The relevant contract language included a provision that if an Event of Default occurred (including the debtor’s bankruptcy), then “the principal of, premium, if any, and interest on all the Notes” would become immediately due and payable without any other declaration or other act (emphasis added). The court ruled that this language was not clear enough to specifically provide for a make-whole premium notwithstanding the acceleration of the original maturity date.

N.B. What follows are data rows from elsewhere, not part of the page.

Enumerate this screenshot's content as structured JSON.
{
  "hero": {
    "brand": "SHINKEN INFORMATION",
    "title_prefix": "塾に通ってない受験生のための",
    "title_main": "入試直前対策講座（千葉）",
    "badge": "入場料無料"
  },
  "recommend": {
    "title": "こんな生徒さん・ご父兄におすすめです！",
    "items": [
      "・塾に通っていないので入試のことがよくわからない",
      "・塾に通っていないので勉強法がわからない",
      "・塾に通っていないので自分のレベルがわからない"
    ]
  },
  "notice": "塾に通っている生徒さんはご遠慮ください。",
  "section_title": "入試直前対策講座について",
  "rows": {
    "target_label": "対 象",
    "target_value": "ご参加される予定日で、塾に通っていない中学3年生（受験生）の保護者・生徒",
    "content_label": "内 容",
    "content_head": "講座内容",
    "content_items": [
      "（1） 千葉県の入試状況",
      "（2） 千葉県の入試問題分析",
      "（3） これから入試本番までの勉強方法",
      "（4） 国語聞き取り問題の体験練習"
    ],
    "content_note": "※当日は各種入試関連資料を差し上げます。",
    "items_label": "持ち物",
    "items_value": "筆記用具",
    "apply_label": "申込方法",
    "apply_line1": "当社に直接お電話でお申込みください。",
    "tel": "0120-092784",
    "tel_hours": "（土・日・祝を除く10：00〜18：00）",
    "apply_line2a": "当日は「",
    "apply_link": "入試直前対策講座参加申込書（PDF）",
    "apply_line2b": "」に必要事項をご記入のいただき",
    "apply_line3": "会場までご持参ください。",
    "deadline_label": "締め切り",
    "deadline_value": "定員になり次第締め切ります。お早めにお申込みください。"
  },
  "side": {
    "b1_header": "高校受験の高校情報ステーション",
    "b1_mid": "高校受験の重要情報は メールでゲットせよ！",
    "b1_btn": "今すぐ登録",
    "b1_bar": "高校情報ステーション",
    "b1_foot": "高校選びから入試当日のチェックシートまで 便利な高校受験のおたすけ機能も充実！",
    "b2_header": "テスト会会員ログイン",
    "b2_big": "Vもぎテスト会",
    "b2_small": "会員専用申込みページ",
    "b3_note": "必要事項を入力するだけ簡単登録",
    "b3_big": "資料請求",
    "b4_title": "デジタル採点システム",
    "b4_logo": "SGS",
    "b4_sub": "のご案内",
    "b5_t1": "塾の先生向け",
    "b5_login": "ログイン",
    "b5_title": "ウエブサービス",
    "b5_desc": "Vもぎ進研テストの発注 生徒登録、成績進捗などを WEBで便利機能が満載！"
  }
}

The court also reduced the interest rate that the lenders are to receive on the replacement notes. Following these rulings, the lenders went back to the court with a motion seeking to change their votes to accept the original proposed plan, so that they would get an immediate cash payout rather than the significantly compromised replacement notes. On September 17, 2014, the court denied those motions. The bankruptcy rules provide that, for cause shown, the court may allow creditor to withdraw its prior rejection of a proposed plan. Here, the court stated that had the creditors accepted the proposed plan, the plan proponent would have saved the expense and uncertainty of litigating the matter. Knowing the outcome of the rulings on the make-whole premiums and replacement note interest rates did not constitute “cause” for retroactively changing their votes. To allow such a vote change would provide a creditor with an undesirable after-the-fact tactical advantage in the confirmation process.
We repeat our admonition to lenders to carefully draft agreements with the bankruptcy court in mind. A simple clause may reduce litigation risk and can make the difference between receiving what was bargained for and something much less.